Bijna nooit meer zag je ons het hazenpad kiezen. Vooral bij ongrijpbare
of verbijsterende kwesties gingen we graag meta: denken over denken
praten over praten. Zo beteugelden we ons wensdenken.
Knelschuh willst du mir dein Jawort geben?
's Avonds zeiden we tegen elkaar dat we kenners van onze fouten waren
geworden. Het maakte mijn vriendin onrustig, in haar stem bespeurde ik wrevel.
Kijk, zei ze, de dingen zelf: ski, spar, fout, minnaar, seks, we hebben ze uit-
gespeld, opgelost. Maar hoe hunker je en hoe hou je de herinnering
aan het hunkeren vast? Hoe hou je gewicht op de wegvluchtende dalski?

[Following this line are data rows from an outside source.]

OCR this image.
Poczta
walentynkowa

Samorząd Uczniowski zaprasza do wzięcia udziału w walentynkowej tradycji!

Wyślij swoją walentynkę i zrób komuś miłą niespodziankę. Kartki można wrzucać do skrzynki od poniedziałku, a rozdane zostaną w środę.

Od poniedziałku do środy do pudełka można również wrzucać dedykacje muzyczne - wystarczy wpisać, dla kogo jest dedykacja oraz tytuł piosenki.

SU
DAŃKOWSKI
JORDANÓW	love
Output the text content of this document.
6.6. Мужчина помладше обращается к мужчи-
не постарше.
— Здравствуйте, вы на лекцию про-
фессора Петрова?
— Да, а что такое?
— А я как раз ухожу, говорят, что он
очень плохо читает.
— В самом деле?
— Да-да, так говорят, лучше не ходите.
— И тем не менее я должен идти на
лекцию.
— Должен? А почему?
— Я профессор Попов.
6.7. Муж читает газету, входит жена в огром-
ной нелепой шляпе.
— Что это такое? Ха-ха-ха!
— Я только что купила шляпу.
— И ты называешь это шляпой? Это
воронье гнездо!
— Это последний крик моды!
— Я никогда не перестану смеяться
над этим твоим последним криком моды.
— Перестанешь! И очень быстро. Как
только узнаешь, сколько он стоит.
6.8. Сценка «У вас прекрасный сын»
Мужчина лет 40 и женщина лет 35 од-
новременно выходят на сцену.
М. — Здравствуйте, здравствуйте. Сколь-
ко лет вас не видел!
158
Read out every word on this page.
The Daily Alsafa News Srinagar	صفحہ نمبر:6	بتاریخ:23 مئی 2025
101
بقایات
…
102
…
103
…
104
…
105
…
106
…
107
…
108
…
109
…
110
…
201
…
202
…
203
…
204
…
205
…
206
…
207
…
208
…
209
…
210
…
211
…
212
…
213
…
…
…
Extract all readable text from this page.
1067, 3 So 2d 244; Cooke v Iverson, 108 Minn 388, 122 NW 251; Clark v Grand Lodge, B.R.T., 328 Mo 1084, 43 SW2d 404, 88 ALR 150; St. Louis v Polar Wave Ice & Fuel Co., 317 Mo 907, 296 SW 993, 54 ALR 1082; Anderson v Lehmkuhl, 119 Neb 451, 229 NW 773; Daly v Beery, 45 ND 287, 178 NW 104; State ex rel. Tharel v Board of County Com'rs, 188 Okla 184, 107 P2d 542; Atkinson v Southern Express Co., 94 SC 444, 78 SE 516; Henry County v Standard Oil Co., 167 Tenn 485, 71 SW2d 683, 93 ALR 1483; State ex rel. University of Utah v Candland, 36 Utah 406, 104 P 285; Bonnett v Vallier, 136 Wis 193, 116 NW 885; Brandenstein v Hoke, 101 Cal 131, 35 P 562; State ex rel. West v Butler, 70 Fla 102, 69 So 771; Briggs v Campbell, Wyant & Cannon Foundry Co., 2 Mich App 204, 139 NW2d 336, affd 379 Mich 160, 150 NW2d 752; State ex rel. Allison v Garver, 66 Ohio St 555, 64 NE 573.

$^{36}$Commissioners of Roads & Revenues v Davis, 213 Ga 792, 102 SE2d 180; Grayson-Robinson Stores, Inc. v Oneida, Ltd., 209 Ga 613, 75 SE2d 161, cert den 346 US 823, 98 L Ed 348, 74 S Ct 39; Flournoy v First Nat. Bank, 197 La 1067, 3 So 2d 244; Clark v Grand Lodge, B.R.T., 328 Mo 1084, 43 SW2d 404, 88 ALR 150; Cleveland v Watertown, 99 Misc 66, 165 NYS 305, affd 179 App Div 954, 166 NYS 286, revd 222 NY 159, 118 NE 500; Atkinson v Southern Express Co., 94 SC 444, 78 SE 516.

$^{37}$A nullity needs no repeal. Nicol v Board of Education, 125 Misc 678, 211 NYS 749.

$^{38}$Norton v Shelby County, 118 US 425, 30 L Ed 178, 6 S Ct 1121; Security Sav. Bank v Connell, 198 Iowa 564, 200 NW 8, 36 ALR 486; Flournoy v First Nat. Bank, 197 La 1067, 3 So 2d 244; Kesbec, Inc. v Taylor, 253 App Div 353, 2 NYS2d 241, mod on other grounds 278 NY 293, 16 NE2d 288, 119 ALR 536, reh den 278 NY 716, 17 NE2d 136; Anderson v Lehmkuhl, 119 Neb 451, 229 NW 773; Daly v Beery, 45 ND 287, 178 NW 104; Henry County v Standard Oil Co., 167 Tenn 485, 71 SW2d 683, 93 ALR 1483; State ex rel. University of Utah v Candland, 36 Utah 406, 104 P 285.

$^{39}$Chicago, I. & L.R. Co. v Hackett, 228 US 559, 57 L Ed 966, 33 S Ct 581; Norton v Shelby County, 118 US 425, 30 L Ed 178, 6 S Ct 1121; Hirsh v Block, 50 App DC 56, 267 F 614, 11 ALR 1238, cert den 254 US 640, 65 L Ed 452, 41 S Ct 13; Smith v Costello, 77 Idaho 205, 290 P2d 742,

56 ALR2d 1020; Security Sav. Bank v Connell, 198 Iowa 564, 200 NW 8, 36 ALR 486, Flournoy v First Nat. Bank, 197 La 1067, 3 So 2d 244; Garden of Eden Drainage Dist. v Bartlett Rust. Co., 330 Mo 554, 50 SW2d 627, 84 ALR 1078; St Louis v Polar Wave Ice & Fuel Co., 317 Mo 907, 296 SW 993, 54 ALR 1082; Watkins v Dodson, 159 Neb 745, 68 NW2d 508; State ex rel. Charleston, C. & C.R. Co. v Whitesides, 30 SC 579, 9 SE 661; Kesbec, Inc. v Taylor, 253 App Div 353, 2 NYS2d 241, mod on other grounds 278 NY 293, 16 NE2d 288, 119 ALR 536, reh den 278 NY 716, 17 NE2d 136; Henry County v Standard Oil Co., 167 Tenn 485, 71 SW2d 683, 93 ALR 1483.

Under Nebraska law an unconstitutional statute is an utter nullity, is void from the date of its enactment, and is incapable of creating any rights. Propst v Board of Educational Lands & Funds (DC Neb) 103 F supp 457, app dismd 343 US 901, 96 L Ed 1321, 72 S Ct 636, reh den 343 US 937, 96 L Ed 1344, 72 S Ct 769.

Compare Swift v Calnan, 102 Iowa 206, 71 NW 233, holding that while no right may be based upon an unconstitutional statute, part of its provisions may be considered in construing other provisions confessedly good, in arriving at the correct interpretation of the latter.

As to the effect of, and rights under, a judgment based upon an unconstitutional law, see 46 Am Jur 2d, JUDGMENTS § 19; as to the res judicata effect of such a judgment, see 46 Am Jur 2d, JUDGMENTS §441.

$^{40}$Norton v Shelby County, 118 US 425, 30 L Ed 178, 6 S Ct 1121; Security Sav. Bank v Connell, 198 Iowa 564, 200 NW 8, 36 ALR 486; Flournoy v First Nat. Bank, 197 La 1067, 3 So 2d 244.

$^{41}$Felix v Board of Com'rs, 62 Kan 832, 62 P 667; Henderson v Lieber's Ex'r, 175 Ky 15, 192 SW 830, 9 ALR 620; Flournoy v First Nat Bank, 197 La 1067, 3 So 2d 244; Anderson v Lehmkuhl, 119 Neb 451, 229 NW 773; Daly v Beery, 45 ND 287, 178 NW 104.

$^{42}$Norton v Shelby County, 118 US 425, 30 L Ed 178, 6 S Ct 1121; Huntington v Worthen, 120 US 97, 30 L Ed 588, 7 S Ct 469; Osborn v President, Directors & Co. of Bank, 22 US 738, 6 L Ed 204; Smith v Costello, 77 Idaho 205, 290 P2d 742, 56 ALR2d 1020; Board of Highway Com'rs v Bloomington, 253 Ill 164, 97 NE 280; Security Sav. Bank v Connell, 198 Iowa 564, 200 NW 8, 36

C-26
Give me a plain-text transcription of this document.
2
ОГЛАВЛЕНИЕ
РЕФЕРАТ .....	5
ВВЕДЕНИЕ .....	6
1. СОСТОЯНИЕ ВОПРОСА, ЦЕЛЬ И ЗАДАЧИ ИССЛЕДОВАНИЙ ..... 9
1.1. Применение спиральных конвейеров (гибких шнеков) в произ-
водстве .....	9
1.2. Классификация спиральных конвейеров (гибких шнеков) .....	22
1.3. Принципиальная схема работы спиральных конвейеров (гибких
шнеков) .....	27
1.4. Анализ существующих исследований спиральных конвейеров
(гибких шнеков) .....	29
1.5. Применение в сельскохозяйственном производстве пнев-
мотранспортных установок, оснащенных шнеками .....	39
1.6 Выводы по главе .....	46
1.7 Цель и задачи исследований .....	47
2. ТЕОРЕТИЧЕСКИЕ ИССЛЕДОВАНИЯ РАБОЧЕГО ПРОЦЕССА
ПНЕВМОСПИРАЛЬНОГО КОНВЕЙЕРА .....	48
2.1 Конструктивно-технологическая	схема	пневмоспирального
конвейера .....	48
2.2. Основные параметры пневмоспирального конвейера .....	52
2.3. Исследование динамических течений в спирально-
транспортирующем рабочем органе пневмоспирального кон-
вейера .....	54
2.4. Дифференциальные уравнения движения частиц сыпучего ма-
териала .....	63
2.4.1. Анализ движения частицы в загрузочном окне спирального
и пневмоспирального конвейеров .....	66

Ik dacht aan de man met zijn lichaam achter het mijne, mijn ski's
tussen zijn ski's, armen om mijn middel, adem, zijn tanden, en dan was daar
die perfecte Schneepflug. Later voerden we met onze aangescherpte zintuigen
de lastigste verkenningen uit, hij leerde mij alles over afgronden inkijken.
Ik herinner me zo goed de sierlijke parallelbogen waarmee hij afdaalde
onverwijld de zwartste piste nam. Tot die dagenraad en hij niet meer
op mij wachtte. Mijn lichaam herinnert zich alles, al die middagen
onze kraakheldere sporen in de sneeuw, de klare hemel en als een zucht
van opluchting de snik waarmee ik de volgende ochtend ontwaakte, mijn handen
voor mijn mond geslagen, mijn mond die Knellschuh, Knellschuh, Knellschuh deed.
Zo blijf ik proberen steeds betere gedichten te schrijven. Tegelijkertijd met compassie naar mezelf kijken, ja, dat ook.